16. Terminado o Evangelho, o diácono ou o sacerdote aclama:
℣.: Palavra da Salvação.
Ass.: Glória a vós, Senhor.
Depois beija o livro, dizendo em silêncio:
Pelas palavras do santo Evangelho sejam perdoados os nossos pecados.
HOMILIA
17. Em seguida, faz-se a homilia, que compete ao sacerdote ou diácono; ela é obrigatória em todos domingos e festas de preceito e recomendada também nos outros dias.
CREDO
18. Terminada a homilia, quando for prescrito, canta-se ou recita-se o símbolo ou profissão de fé.
Ass.: Creio em Deus Pai todo-poderoso, Criador do céu e da terra. E em Jesus Cristo, seu único Filho, nosso Senhor,
Às palavras seguintes, Virgem Maria, todos se inclinam:
que foi concebido pelo poder do Espírito Santo, nasceu da Virgem Maria,
padeceu sob Pôncio Pilatos, foi crucificado, morto e sepultado, desceu à mansão dos mortos, ressuscitou ao terceiro dia, subiu aos céus, está sentado à direita de Deus Pai todo-poderoso, donde há de vir a julgar os vivos e os mortos. Creio no Espírito Santo, na santa Igreja Católica, na comunhão dos santos, na remissão dos pecados, na ressurreição da carne e na vida eterna. Amém.
ORAÇÃO DOS FIÉIS
19. O leitor dirige-se ao ambão para proclamar a Oração Universal. O sacerdote, convida o povo à oração com estas palavras:
Pres.: Caríssimos irmãos e irmãs: rezemos a Cristo ressuscitado, que caminha connosco sem O reconhecermos, e peçamos-Lhe que ilumine o nosso espírito, dizendo, cheios de fé:
E todos dizem:
Ass.: Cristo ressuscitado, ouvi-nos.
O leitor então diz:
1. Pelo Papa Gregório VII, que hoje inicia o seu Ministério Petrino, para que exerça o seu governo sob a luz do Espírito Santo, confirmando os irmãos na fé e unindo a Igreja em todo o orbe na caridade e na verdade, rezemos.

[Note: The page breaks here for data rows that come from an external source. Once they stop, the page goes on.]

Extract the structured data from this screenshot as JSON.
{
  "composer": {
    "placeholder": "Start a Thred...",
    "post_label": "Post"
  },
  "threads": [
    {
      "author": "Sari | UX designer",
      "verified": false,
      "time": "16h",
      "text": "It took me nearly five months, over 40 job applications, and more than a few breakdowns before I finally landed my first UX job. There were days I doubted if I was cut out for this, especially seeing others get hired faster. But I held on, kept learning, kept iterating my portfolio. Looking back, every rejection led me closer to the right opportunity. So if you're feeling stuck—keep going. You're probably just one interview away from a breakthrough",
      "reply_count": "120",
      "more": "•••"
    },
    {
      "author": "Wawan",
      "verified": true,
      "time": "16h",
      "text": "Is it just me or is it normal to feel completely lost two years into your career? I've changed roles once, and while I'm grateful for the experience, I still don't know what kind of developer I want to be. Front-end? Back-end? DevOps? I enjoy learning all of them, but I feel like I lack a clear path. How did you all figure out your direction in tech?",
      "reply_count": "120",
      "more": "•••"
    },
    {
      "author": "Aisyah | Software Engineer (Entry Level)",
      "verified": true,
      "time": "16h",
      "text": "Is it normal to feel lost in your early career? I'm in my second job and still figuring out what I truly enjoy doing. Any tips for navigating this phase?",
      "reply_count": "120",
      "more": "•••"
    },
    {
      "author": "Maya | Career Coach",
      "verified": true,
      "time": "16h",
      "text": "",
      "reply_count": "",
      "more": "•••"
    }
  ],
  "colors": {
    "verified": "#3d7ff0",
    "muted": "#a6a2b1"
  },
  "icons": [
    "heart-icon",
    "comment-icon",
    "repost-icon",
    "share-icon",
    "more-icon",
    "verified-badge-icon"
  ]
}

2. Pela Igreja, testemunha de Jesus ressuscitado, pelos catecúmenos que descobrem o Evangelho, e pelos catequistas que os ensinam e acompanham, rezemos.
3. Por aqueles que se dedicam ao bem público, pelos que servem os mais pobres e infelizes e pelos que acolhem toda a gente, sem excepção, rezemos.
4. Pelos fiéis que nas provações permanecem serenos, pelos que desanimam como os discípulos de Emaús e pelos que celebram cada domingo a Eucaristia, rezemos.
5. Pelos crentes que dizem a Jesus: “fica connosco”, pelos jovens que fazem d’Ele o grande amigo e pelas crianças que O recebem na primeira comunhão, rezemos.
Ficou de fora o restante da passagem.